Edward Eugene Loomis | |
Birth Date: | 2 April 1864 |
Birth Place: | German Flatts, New York, U.S. |
Term Start: | 1917 |
Term End: | 1937 |
Edward Eugene Loomis (April 2, 1864July 11, 1937) was President of the Lehigh Valley Railroad from 1917 to 1937.[1] [2]
He was born on April 2, 1864, in German Flatts, New York, to Chester Loomis (1831–1904) and Lydia Esther Norton (1838–1906).[3]
He began his career in the law department of the Denver and Rio Grande Western Railroad. He then worked in the office of the general superintendent of the Erie Railroad. In 1894, he was made superintendent of the Tioga County, Pennsylvania, division of the Erie Railroad. He was then manager of the Blossburg Coal Company. In 1898 he was appointed general superintendent of the New York, Susquehanna and Western Railway and of the Wilkes-Barre and Eastern Railroad. In 1899 the Delaware, Lackawanna and Western Railroad under William Haynes Truesdale was reorganized and Loomis was hired.[1]
He was president of the Lehigh Valley Railroad from 1917 to 1937.[2] [1]
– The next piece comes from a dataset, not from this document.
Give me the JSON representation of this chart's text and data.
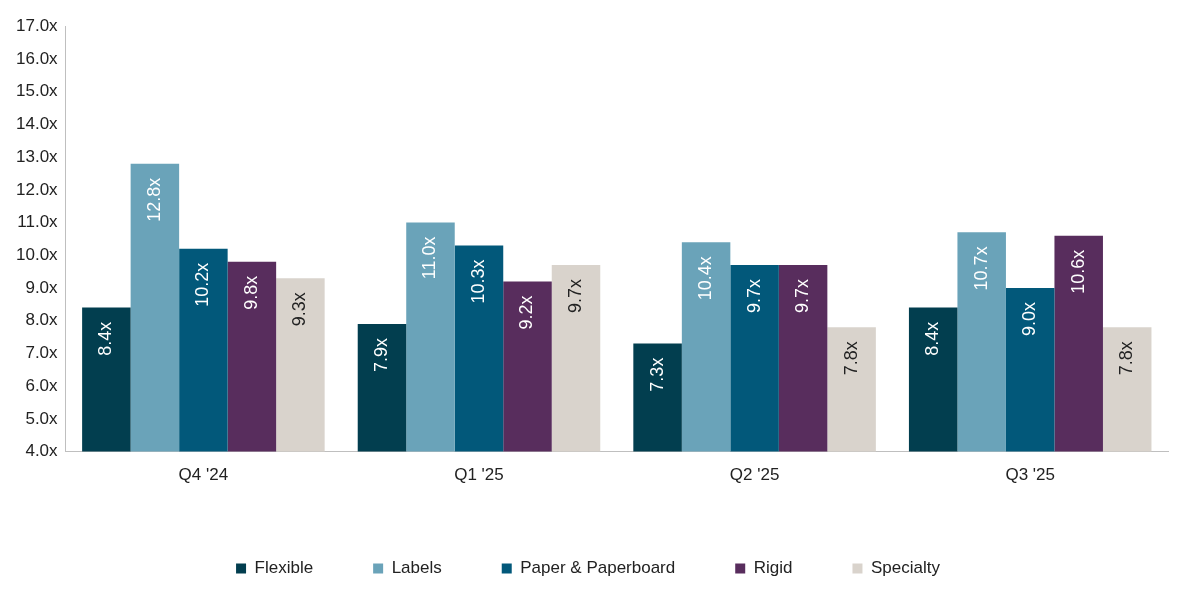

Loomis was a trustee of the American Surety Company. He was director of three New York banks: Liberty National Bank, the Chatham and Phenix Bank and the Coal and Iron National Bank. An executor of the estate of Samuel L. Clemens, he was president and director of the Mark Twain Company. He was director of Temple Iron Company and Prizma. He was treasurer and director of Moses Taylor Hospital and director of the Playground and Recreation Association of America. He was president and director of the Harlem Transfer Company, vice president and director of the Morris and Essex Railroad, vice president and director of the Hoboken Ferry.[1]
He was a member of the American Institute of Mining, Metallurgical, and Petroleum Engineers, the Chamber of Commerce of the State of New York, the Metropolitan Club, the Recess Club, the Railroad Club of New York, the Westmoreland Club of Wilkes-Barre, Pennsylvania, the Scranton Club of Scranton, Pennsylvania, the Country Club of Scranton, and Baltusrol Golf Club in Springfield Township, New Jersey.[1]
Loomis died on July 11, 1937, at Holiday Farm, his summer home, in Murray Hill, New Jersey.[4]